If you aren’t a regular reader of this blog, first let me share that our classes are conducted in 100% Spanish for teacher and students. Also, we focus on what students can do in the language, rather than on error correction. Finally, while we guide the activities, students drive the vocab lists and content.


Bottle Flipping Tournament

Announcement the day before: At the end of class announce that tomorrow students will have a bottle flipping competition. They are allowed to bring their own bottle with the amount of water they think will help them win.

This is how the classes progressed:

Practice: Give the students time to practice in pairs. Before having them do this, you can share a few key words if they don’t know them. Bottle, flip, amount of water, etc can be helpful. Before practicing, we decided if the competition would take place from a standing or kneeling position.

Names: As they are practicing have everyone enter their name into a basket so the names can be drawn for the tournament.

Create brackets: One student volunteered to write names up on the board and I gave all students the opportunity to pick names from the basket. We did this in dramatic fashion, clapping after every entry and commenting on the competition.
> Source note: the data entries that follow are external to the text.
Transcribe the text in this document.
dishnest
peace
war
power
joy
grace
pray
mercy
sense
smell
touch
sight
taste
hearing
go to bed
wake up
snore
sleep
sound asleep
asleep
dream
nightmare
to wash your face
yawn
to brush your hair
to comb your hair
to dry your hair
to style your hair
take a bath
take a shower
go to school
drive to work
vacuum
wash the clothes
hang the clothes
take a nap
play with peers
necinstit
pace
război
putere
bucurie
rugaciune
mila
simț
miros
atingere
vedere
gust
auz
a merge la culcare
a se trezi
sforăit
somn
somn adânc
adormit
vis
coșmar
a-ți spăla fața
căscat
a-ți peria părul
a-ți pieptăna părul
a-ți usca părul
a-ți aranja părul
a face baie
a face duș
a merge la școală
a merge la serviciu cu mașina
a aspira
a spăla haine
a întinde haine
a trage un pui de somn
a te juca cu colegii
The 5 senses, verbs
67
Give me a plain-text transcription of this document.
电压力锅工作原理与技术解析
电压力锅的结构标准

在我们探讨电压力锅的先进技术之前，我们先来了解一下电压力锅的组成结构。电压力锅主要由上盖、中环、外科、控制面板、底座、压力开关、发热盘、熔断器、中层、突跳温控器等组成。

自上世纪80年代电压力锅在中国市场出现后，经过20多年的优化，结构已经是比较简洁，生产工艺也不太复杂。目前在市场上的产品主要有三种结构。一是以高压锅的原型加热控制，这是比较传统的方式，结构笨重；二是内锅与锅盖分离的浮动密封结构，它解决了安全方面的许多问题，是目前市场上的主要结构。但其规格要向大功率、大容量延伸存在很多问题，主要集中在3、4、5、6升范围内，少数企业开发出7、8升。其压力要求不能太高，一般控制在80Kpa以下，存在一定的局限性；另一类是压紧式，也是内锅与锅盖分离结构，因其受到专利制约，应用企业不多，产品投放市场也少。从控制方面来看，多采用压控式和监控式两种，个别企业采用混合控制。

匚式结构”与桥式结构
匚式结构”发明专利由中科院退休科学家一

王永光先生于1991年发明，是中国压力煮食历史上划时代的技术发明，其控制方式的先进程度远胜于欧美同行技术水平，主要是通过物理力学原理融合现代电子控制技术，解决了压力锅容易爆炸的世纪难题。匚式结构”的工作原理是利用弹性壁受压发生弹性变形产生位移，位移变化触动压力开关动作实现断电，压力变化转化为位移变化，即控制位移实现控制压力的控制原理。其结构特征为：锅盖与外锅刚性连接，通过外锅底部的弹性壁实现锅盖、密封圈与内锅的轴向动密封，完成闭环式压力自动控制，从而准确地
Words like against, competition, tournament and win came out.

IMG_2099.JPGWhite Boards: Each student takes a white board and marker to vote on the winner of each battle. They would write down the name of the student they thought would win (secretly) and if they were correct, they earned a point. Students kept track of their points with a tally on the corner of their white board. This helped the audience stay engaged throughout, even after being eliminated from the tournament. In between rounds I asked students to report out how many points they’d earned. Vocab came up like to vote and surprise.

Round 1: We called the first pair to the middle of the circle. Asked them to greet one another and then after I said 1, 2, 3 they were able to begin flipping their bottle. The person to land the bottle on it’s base first was the winner and his or her name was written down for the next round.

Other Rounds: We continued the process of round 1, but new and surprising favorites emerged as strong bottle flippers and students earned their own fans. We kept going until only one winner remained and we celebrated that winner with lots of cheering. These rounds were a lot of fun, I got caught up in the competition and cheering. Students did not use any English and just played together as a community. When some quieter students were successful, the class was excited to support him/her.

Vocabulary: Afterwards we jotted down some words that came up during class. And I previewed the next activity for the following day (We have 50 minute classes and didn’t have time left.

Posters: Students worked in groups of 2-4 to create posters explaining the bottle flipping activity and/or tournament in Spanish. They took some different approaches, some asked for vocabulary or grammar related advice, others expressed their ideas on their own. Students joked around using Spanish during this open work time and stayed committed to the 100% TL. I would not have tried small group work like this if that TL environment and supportive community were not already established.  


Sharing: Students shared their posters in quick presentations to the class. You could also do a gallery walk for this part.